Nerd Nite 40
Do you still remember the phone number of your first date? Or did you suddenly recall your first kiss when you tried a strawberry chewing-gum? Our first speaker of this Nerd Nite Monica will tell us all about memories! By looking at Chinese and European memorization techniques, she will teach us not only how to create unforgettable memories but also how society thought about them in the past. With our second speaker Bob, local Dutchman, we will unravel the past of the common folk in pre-industrial Amsterdam. But this turns out to be more difficult than one would expect as information about ordinary people is often hidden in the scraps of history. Bob will show us how he merges these scraps using modern data science.
Take this trip to the past with us on the 3rd of May and be there, be square!
DETAILS:
Friday 3rd May
Doors open at 20:00
First talk at 20:30
at CREA Muziekzaal
Nieuwe Achtergracht 170
1018 WV Amsterdam
China and Europe: Who Invented Memory?
By Monica Klasing Chen
Monica will dig into the past on both sides of the globe to find out what people thought about the act of remembering. How did people describe this process, and where in the body did it take place?
So how did our counterparts in the analogue past go about creating unforgettable memories? What techniques did they use? Most importantly, what did Chinese and Europeans find worth remembering? Find out how central it was to have a good memory and what we can learn from the past!

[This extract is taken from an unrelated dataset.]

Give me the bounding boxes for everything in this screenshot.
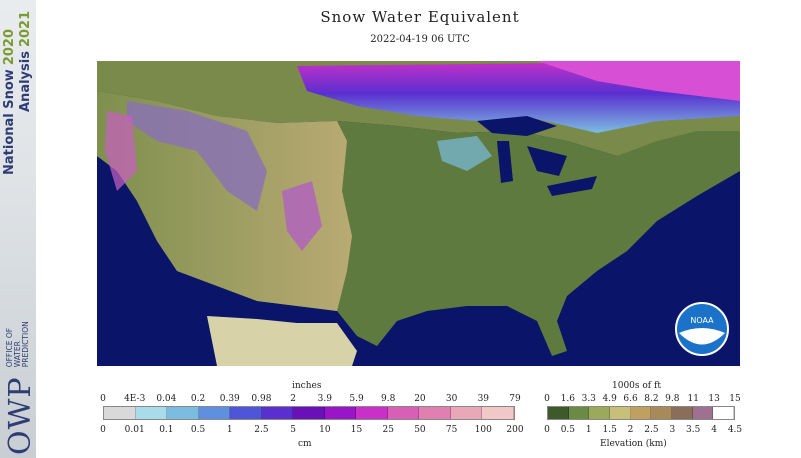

Bio: Monica Klasing Chen is a PhD candidate at Leiden University. She researches the use of memorization techniques in the transmission of crafts. In her spare time she practices Chinese ink painting.
Bystander history: Reconstructing everyday life in the streets of early modern Amsterdam
By Bob Pierik
Amsterdam may feel small compared to metropolises with millions of inhabitants like New York, London or Tokyo. Yet, in pre-industrial times, Amsterdam was one of Europe’s larger cities at the time, and the largest city of the Low Countries! While there are extensive records on the city’s ruling families and their regent-patriarchs, the life of ordinary people is much more difficult to access. What actually happened in the streets of Amsterdam? This is what Bob wanted to know! Fortunately, he got help from new digital methods that rapidly open up doors into our urban past. The boundary between the social scientist that collects data and the historian that visits the archive has slowly been blurred. Let Bob take you through the streets of 18th century Amsterdam and show you how he is unearthing historical street cultures!
Bio: Bob Pierik is a historian torn between old stuff and new stuff. That is why he reads early modern manuscripts as .pdf and tries to train a computer to do paleography.